Letting Go of Christmas

Sunday, December 1, 2019

 Christmas has been one of my least favorite holidays for three years counting.

I can chalk it up to a few contributing factors. The stress of buying gifts is overwhelming. I'm not great at gifting, especially when the gifts are expected and come with a lot of pressure. My kid's wish lists become more complex and expensive each year. What I gift my husband is rarely what he secretly hopes to receive, so in recent years we've been purchasing our own Christmas gifts. This is an effective strategy in that we both get what we want, but the anticipation and surprise are gone.
 

Stores are awful from Black Friday to New Year's Day. Family expectations are high, and with them comes inevitable stress and disappointment. Its enough to make a woman want to throw in the proverbial towel.
My childlike wonder surrounding the holidays disappeared the year my parents divorced. I had been married for three years and had a two-year old daughter. Suddenly we had nowhere I wanted to spend the holidays. My family ended up staying in Phoenix and celebrating alone, which we did for the remaining three years we lived there.
For the first two years I bandaged the seeping sadness with celebrating Jesus. All our Christmas decor and activities were absolutely Christ-centered. The celebration soothed me during the transition through my parent's divorce. Sure, there were no more six-course Christmas Eve family dinners, no more Advent Activities countdown, no more gathering at my childhood home around the huge tree and Willow Tree nativity, but there was a baby Jesus and that made everything better.
 

Slowly, Jesus Christmas started to fall apart. I learned about the history of the holidays, suddenly realizing that it was historically inaccurate to celebrate the birth of Jesus when he was very likely to have been born in the Spring around Easter. I learned that historically, most Christian holidays and traditions were kind of twisted celebrations that mixed bits of pagan ritual and Christianity into a palatable, church-approved celebration. Christian attitudes and beliefs were enforced in attempts to wipe ancient pagan beliefs from conquered peoples, and it worked wonderfully. Something about knowing this sucked the last bits of joy out of Christmas for me. If Christmas isn't about presents OR Jesus, what is it about anyway?
I'm still not sure. Just this last week, I spent Thanksgiving day scoping out the Black Friday ads, trying to get the best prices on toys for my kids that they don't really need but definitely will love. Black Friday I spent all day participating in the shameful tradition of consumerism, even taking my daughter early in the morning to let her see what the excitement was all about.

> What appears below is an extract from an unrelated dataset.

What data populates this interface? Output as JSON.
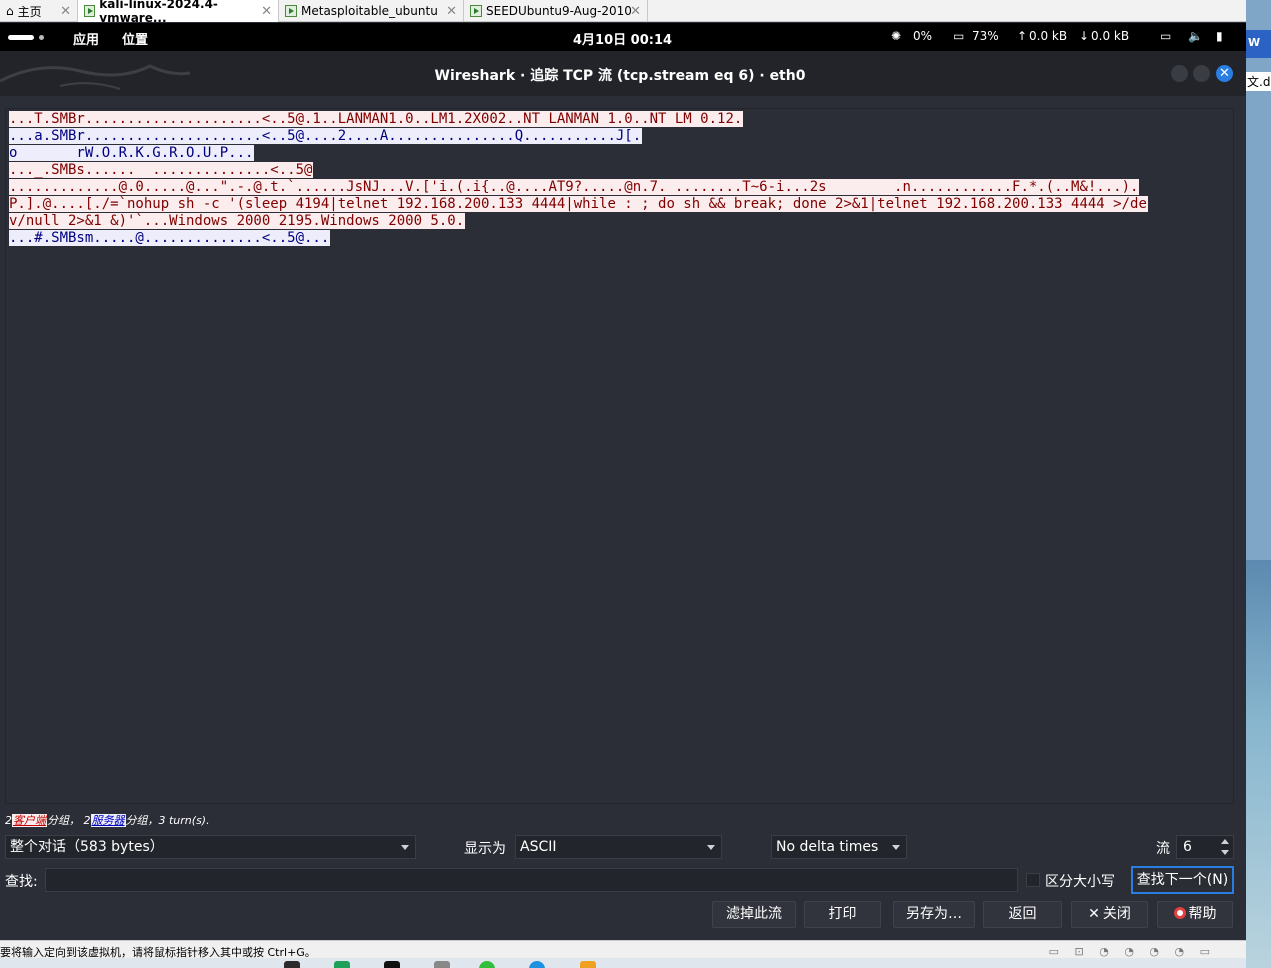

All the while, a voice in my heart reminded me about shopping small, environmental impacts of mass consumerism, minimalism, essentialism, intentionality, and climate change. Yet, in the middle of a Layton, Utah Target Supercenter, I had a hard time feeling any bit of bad about it. Which definitely makes me a little uncomfortable now.
 

My Christmas shopping is widely done. Now I have an entire month of nothing looming in front of me. The Christ-centered decor and traditions are empty for me now. The faithful LDS girl inside me feels a lot of shame about that, but its the truth. I can fill a few days with baking, gifting neighbor gifts, and a few scattered parties, but my overall feeling about the holidays now is confusion and sadness. There is no Christmas Spirit in my heart. Bah, humbug! 
What can I do to make this holiday meaningful? For someone who can find the beauty in a fallen leaf or earthworm, I'm having an especially difficult time with this holiday that once meant so much to me. Maybe its time to let Christmas go.
Maybe its time to let the gifts mean nothing.
Maybe its time to let Jesus rest for a while.
Even let go of the notion of service to others.
Though this all sounds terribly sad and disconcerting, especially for a Christian audience, I feel a strong undercurrent of surety and peace about this idea.
 

Stillness. That is the Christmas that calls to me.
A walk in the snow with my dog, taking pictures of frozen, sleeping Mother Earth, writing in a coffee shop, hosting an intimate dinner party with friends, a tree with lights, hot tea, a stack of unread books, a fur blanket, and sex by the fireplace. These are the things that seem to be most purposeful and full of promise. I am surprised by this deep desire to turn inward. Not to do inner work, not to shame or blame myself inside, not to do anything but rest. And rest seems to be the thing society is hell-bent on not letting anyone achieve during the holiday season.
Maybe I ought to be hell-bent on resting anyway.
Maybe this is my flavor of rebellion and activism for now. A conscious resting. Purposeful care of the self. Meaningful connections. Careful stillness and meditative solitude. 
Maybe in the spring I'll wake with the vigor of the daffodils.